While there were important moves in the last Parliament to promote both the better use of evidence and justification of policy decisions (e.g. the creation of what works centres and the establishment of the Office for Budget Responsibility), none of these developments have resulted in a transparent, systematic method for assessing the use of evidence across the full range of government policymaking.

In partnership with practitioners from a number of research organisations and Parliament, we have produced a framework that offers a rapid assessment tool to rate government departments on how transparent they are in the use of evidence in policy decisions.
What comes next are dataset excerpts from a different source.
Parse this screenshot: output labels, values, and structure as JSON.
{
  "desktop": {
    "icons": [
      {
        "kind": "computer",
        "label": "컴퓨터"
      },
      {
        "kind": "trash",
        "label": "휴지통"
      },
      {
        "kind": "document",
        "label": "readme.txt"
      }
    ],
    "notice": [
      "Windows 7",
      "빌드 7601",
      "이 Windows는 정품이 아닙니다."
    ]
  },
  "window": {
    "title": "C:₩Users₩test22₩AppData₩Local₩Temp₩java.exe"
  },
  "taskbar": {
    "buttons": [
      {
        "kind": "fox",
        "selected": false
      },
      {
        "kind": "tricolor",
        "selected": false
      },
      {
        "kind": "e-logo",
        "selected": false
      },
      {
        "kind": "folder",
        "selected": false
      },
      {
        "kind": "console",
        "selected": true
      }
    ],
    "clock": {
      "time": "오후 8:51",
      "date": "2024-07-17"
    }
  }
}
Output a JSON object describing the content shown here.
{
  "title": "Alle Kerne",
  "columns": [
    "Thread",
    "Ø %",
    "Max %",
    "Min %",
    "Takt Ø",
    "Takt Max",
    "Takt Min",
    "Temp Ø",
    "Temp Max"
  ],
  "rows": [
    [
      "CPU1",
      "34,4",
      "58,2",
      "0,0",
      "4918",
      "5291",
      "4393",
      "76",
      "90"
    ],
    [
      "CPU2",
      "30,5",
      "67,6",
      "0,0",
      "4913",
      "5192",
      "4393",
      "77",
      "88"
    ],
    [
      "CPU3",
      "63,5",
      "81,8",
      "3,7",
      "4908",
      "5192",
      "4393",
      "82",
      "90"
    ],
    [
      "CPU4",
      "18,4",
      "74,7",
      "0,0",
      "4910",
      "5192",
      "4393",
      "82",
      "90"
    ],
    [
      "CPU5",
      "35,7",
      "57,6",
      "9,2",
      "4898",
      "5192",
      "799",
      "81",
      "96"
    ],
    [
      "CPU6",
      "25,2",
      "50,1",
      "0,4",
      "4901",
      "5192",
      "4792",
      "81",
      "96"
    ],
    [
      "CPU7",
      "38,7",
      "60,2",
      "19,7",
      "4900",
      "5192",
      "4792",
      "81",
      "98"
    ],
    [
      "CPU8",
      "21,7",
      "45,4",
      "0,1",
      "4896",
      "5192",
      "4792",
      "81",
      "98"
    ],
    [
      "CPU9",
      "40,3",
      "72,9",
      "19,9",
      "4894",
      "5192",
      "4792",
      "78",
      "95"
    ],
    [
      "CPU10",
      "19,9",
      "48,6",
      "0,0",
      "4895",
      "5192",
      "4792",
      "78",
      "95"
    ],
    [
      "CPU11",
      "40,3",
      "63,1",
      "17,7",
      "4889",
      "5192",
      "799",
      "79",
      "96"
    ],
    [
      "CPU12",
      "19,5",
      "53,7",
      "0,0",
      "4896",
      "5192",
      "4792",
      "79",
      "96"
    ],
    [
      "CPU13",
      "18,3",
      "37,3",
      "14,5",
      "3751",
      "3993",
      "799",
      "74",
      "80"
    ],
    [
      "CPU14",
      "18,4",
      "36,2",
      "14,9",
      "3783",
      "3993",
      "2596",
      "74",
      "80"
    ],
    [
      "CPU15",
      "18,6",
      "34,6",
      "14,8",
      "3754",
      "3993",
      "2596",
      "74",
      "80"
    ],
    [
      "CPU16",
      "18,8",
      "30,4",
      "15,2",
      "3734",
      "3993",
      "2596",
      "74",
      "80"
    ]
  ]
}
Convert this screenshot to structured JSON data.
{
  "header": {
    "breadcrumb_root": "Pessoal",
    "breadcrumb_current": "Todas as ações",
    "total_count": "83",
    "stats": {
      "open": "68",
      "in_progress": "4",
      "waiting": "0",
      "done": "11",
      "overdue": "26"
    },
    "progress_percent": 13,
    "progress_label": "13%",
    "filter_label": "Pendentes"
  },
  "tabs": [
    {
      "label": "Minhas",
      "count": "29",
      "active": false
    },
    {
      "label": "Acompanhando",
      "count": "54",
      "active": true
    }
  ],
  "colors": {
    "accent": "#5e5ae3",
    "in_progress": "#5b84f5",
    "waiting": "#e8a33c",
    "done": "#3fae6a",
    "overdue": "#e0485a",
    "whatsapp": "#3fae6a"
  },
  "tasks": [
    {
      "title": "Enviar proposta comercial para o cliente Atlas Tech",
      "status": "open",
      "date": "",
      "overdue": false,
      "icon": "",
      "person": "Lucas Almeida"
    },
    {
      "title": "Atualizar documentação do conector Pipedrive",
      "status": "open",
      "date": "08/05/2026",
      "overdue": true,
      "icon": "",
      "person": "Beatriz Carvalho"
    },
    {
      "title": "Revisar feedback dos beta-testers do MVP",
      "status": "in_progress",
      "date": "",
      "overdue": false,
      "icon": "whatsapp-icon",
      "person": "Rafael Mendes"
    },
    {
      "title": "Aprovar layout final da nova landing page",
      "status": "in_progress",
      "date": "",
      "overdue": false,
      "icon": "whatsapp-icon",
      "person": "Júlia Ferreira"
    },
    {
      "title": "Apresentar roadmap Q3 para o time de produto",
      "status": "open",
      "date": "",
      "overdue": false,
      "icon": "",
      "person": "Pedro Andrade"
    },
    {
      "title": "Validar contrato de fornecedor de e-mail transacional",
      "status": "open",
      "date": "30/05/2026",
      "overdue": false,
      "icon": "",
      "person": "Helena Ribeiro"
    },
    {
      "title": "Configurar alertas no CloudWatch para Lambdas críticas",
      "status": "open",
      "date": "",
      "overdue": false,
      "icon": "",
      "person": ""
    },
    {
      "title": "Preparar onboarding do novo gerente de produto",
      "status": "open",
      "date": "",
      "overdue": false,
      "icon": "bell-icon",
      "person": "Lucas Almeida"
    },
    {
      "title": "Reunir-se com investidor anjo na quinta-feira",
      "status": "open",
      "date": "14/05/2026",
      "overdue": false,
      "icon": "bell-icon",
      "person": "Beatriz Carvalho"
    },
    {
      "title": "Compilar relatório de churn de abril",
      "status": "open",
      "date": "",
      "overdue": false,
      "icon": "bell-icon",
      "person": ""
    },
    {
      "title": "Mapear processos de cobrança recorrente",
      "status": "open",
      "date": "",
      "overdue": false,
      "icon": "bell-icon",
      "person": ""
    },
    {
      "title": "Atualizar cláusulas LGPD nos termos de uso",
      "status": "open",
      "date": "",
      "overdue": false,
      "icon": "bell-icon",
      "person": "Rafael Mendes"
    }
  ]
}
This framework is intended to assist those responsible for, or interested in, holding policymakers to account. It is also intended as a resource for policymakers – helping the Civil Service demonstrate the extent to which it is making progress on its commitment in the Civil Service Reform Plan: One Year On to “publish more of the evidence base that supports policy making” and meeting its commitments on transparency in the Open Government Action Plan. Over the next 12 months, in partnership with Sense About Science and the Alliance for Useful Evidence, we plan to run an initial benchmarking exercise to see how government is faring on evidence transparency.

Update November 2016: Sense about Science has taken the lead in testing and refining this framework, in collaboration with the Institute for Government and the Alliance for Useful Evidence. They have published the results of this testing in Transparency of Evidence: An assessment of government policy proposals, May 2015 to May 2016. In 2017, the three organisations intend to proceed with a full departmental ranking exercise.